Around Indies

Maple Street Book Shop Plans Expansion

This summer, Maple Street Book Shop, in New Orleans, Louisiana, will be expanding into two additional locations in historic New Orleans neighborhoods. The Faubourg Marigny shop — slated to open in late June — will be located within the New Orleans Healing Center. The Faubourg St. John location is scheduled to open later in the summer.

In a message posted on the bookstore’s blog, Fighting the Stupids, owner Donna Allen wrote that there were a variety of reasons for her decision to open the new locations, “none the least of which is that the rate of illiteracy in New Orleans is unacceptable.
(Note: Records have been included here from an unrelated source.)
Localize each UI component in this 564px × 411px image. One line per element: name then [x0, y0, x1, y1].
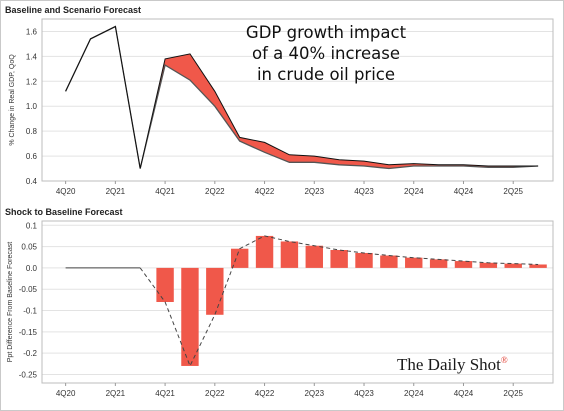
brand-name: The Daily Shot [397, 355, 501, 374]
shock-bar [330, 249, 348, 268]
shock-bar [429, 259, 448, 268]
shock-bar [181, 267, 199, 366]
shock-bar [355, 252, 373, 268]
bottom-y-tick-label: -0.05 [19, 285, 38, 294]
shock-bar [479, 262, 498, 268]
brand-logo: The Daily Shot® [397, 355, 508, 375]
bottom-x-tick-label: 2Q21 [106, 389, 126, 398]
bottom-chart-title: Shock to Baseline Forecast [5, 207, 123, 217]
top-y-axis-label: % Change in Real GDP, QoQ [9, 54, 16, 146]
bottom-y-tick-label: 0.0 [26, 264, 38, 273]
impact-area [65, 26, 539, 169]
bottom-y-tick-label: -0.2 [23, 349, 37, 358]
top-chart: 0.4 0.6 0.8 1.0 1.2 1.4 1.6 4Q20 2Q21 4Q21 2Q22 4Q2… [9, 18, 554, 196]
shock-bar [529, 264, 547, 268]
shock-line-dashed [139, 235, 539, 368]
top-x-tick-label: 4Q24 [454, 187, 474, 196]
top-x-tick-label: 4Q22 [255, 187, 275, 196]
top-y-tick-label: 0.8 [26, 127, 38, 136]
top-y-tick-label: 1.4 [26, 52, 38, 61]
top-y-tick-label: 0.6 [26, 152, 38, 161]
shock-bar [156, 267, 174, 302]
top-x-tick-label: 4Q23 [354, 187, 374, 196]
top-x-tick-label: 4Q21 [155, 187, 175, 196]
shock-bar [206, 267, 224, 315]
bottom-x-tick-label: 4Q20 [56, 389, 76, 398]
bottom-x-tick-label: 2Q25 [503, 389, 523, 398]
bottom-y-tick-label: -0.25 [19, 370, 38, 379]
bottom-y-tick-label: 0.05 [21, 243, 37, 252]
top-plot-border [41, 18, 554, 182]
bottom-y-tick-label: -0.1 [23, 307, 37, 316]
brand-mark: ® [500, 355, 508, 365]
baseline-line [65, 25, 539, 169]
shock-bar [280, 241, 299, 268]
top-x-tick-label: 2Q24 [404, 187, 424, 196]
shock-bar [504, 263, 522, 268]
bottom-x-tick-label: 4Q23 [354, 389, 374, 398]
top-y-tick-label: 0.4 [26, 177, 38, 186]
shock-bar [454, 261, 473, 268]
top-x-tick-label: 4Q20 [56, 187, 76, 196]
bottom-plot-border [41, 220, 554, 384]
bottom-x-tick-label: 4Q21 [155, 389, 175, 398]
bottom-y-tick-label: 0.1 [26, 221, 38, 230]
chart-annotation: GDP growth impact of a 40% increase in c… [245, 23, 407, 84]
top-y-tick-label: 1.2 [26, 77, 38, 86]
shock-bar [305, 245, 323, 268]
bottom-x-tick-label: 2Q22 [205, 389, 225, 398]
top-x-tick-label: 2Q23 [304, 187, 324, 196]
shock-bar [380, 255, 398, 268]
bottom-x-tick-label: 2Q23 [304, 389, 324, 398]
shock-bar [230, 248, 249, 268]
bottom-y-tick-label: -0.15 [19, 328, 38, 337]
shock-bar [255, 235, 274, 268]
top-x-tick-label: 2Q21 [106, 187, 126, 196]
top-y-tick-label: 1.6 [26, 27, 38, 36]
top-x-tick-label: 2Q22 [205, 187, 225, 196]
bottom-x-tick-label: 4Q22 [255, 389, 275, 398]
bottom-y-axis-label: Ppt Difference From Baseline Forecast [7, 242, 14, 363]
bottom-x-tick-label: 4Q24 [454, 389, 474, 398]
shock-bar [405, 257, 423, 268]
bottom-x-tick-label: 2Q24 [404, 389, 424, 398]
top-y-tick-label: 1.0 [26, 102, 38, 111]
top-chart-title: Baseline and Scenario Forecast [5, 5, 142, 15]
top-x-tick-label: 2Q25 [503, 187, 523, 196]
bottom-chart: 0.1 0.05 0.0 -0.05 -0.1 -0.15 -0.2 -0.25 4Q20 2Q2… [7, 220, 554, 398]
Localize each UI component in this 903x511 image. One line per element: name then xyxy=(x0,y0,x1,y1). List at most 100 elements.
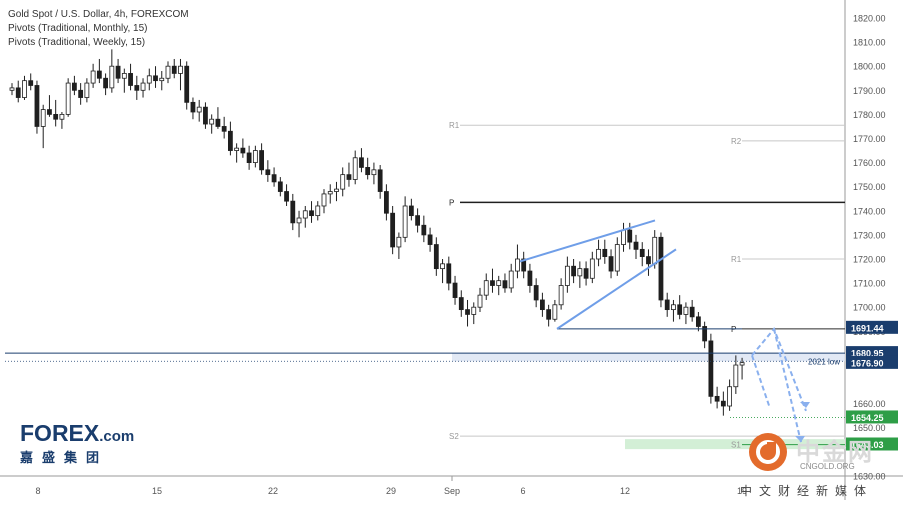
candle-body xyxy=(677,304,683,315)
candle-body xyxy=(103,77,108,89)
candle-body xyxy=(508,270,514,289)
candle-body xyxy=(458,297,464,311)
legend-weekly-pivots[interactable]: Pivots (Traditional, Weekly, 15) xyxy=(8,37,146,48)
forex-logo-wordmark: FOREX.com xyxy=(20,420,135,446)
candle-body xyxy=(153,75,158,82)
candle-body xyxy=(84,82,90,98)
candle-body xyxy=(608,256,614,272)
candle-body xyxy=(558,285,564,306)
candle-body xyxy=(377,169,383,192)
candle-body xyxy=(178,65,183,74)
candle-body xyxy=(577,268,583,277)
time-tick-label: Sep xyxy=(444,486,460,496)
candle-body xyxy=(696,316,701,327)
time-tick-label: 6 xyxy=(520,486,525,496)
candle-body xyxy=(352,157,358,180)
candle-body xyxy=(296,217,302,224)
candle-body xyxy=(671,304,676,311)
price-label: 1676.90 xyxy=(851,358,884,368)
wedge-upper-trendline xyxy=(519,219,656,263)
candle-body xyxy=(290,200,296,224)
candle-body xyxy=(433,244,439,270)
candle-body xyxy=(727,386,732,407)
candle-body xyxy=(215,118,221,127)
candle-body xyxy=(564,265,570,286)
candle-body xyxy=(589,258,595,279)
candle-body xyxy=(284,191,289,202)
cngold-logo-icon xyxy=(749,433,787,471)
wedge-lower-trendline xyxy=(556,248,677,330)
candle-body xyxy=(134,85,140,91)
candle-body xyxy=(689,306,695,318)
candle-body xyxy=(390,212,396,248)
candle-body xyxy=(490,280,495,286)
candle-body xyxy=(683,306,689,315)
candle-body xyxy=(190,101,196,113)
price-tick-label: 1780.00 xyxy=(853,110,886,120)
candle-body xyxy=(371,169,377,176)
monthly-pivot-label: P xyxy=(449,198,454,207)
candle-body xyxy=(271,174,277,183)
monthly-pivot-label: R1 xyxy=(449,121,460,130)
candle-body xyxy=(15,87,21,98)
price-tick-label: 1720.00 xyxy=(853,255,886,265)
price-tick-label: 1770.00 xyxy=(853,134,886,144)
candle-body xyxy=(28,80,34,86)
legend-monthly-pivots[interactable]: Pivots (Traditional, Monthly, 15) xyxy=(8,23,148,34)
candle-body xyxy=(65,82,71,115)
candle-body xyxy=(639,248,645,257)
legend-symbol[interactable]: Gold Spot / U.S. Dollar, 4h, FOREXCOM xyxy=(8,9,189,20)
price-tick-label: 1800.00 xyxy=(853,62,886,72)
candle-body xyxy=(396,236,402,248)
candle-body xyxy=(227,130,233,151)
time-tick-label: 29 xyxy=(386,486,396,496)
candle-body xyxy=(302,210,308,219)
candle-body xyxy=(733,364,739,388)
price-label: 1680.95 xyxy=(851,349,884,359)
annotation-2021-low: 2021 low xyxy=(808,358,840,367)
price-label: 1691.44 xyxy=(851,323,884,333)
candle-body xyxy=(184,65,190,103)
candle-body xyxy=(115,65,121,79)
candle-body xyxy=(720,400,726,407)
price-tick-label: 1730.00 xyxy=(853,230,886,240)
candle-body xyxy=(47,109,52,115)
candle-body xyxy=(402,205,408,238)
candle-body xyxy=(739,362,745,366)
candle-body xyxy=(321,193,327,207)
candle-body xyxy=(533,285,539,301)
candle-body xyxy=(259,150,265,171)
candle-body xyxy=(415,215,421,226)
candle-body xyxy=(121,73,127,79)
time-tick-label: 19 xyxy=(737,486,747,496)
candle-body xyxy=(109,65,115,89)
forex-logo-chinese: 嘉盛集团 xyxy=(20,450,109,465)
candle-body xyxy=(309,210,314,217)
time-tick-label: 8 xyxy=(35,486,40,496)
monthly-pivot-label: S2 xyxy=(449,432,459,441)
candle-body xyxy=(277,181,283,192)
candle-body xyxy=(571,265,576,277)
candle-body xyxy=(440,263,445,270)
candle-body xyxy=(22,80,27,98)
candle-body xyxy=(40,109,46,127)
candle-body xyxy=(502,280,508,289)
price-tick-label: 1790.00 xyxy=(853,86,886,96)
time-tick-label: 15 xyxy=(152,486,162,496)
candle-body xyxy=(408,205,414,217)
candle-body xyxy=(708,340,714,397)
cngold-watermark-text: 中金网 xyxy=(796,439,874,466)
candle-body xyxy=(515,258,520,272)
projection-path-3 xyxy=(751,355,771,409)
candle-body xyxy=(446,263,452,284)
candle-body xyxy=(72,82,77,91)
projection-path-2 xyxy=(773,328,802,443)
candle-body xyxy=(78,89,84,98)
candle-body xyxy=(664,299,670,311)
time-tick-label: 12 xyxy=(620,486,630,496)
candle-body xyxy=(483,280,489,296)
candle-body xyxy=(465,309,470,315)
It’s nearly twice the national average. How can this be in our wonderful city? Literacy is vital to the growth and well-being of any community, whether that community is a well established one located near universities or one having to rebuild itself from the ground up after a massive disaster. Maple Street Book Shop has always been a neighborhood book shop and as New Orleans continues to rebuild its neighborhoods, we want to be there to offer the residents a source for quality literature, a source for affordable reading materials, a source for reading materials in all formats, and a place for literary events.”

The River’s End Turns 13

On Wednesday, May 18, The River’s End Bookstore in Oswego, New York, marked its 13th anniversary with the launch a new IndieCommerce website, which owners Bill Reilly and Mindy Ostrow said would help them better serve current and future readers and writers.

To celebrate, the bookstore served refreshments and offered customers a 13 percent discount on in-stock paperback titles.

Powell’s and City Lights Inspire

Powell’s Books in Portland, Oregon, and City Lights Bookstore in San Francisco, California, are featured on Salon’s list of “The World’s Most Inspiring Bookstores.”

The slide show, which is part of Trazzler, Salon’s Sunday feature spotlighting travel stories, lists impressive and inspiring bookstores from around the world. Powell’s is described as “heaven for literature lovers,” with a 68,000-square-foot space occupying a whole city block stacked with books. City Lights, “a literary monument to San Francisco’s beatnik past,” is featured for its extensive inventory of left-leaning works of fiction, history, politics, spirituality, and most notably, poetry.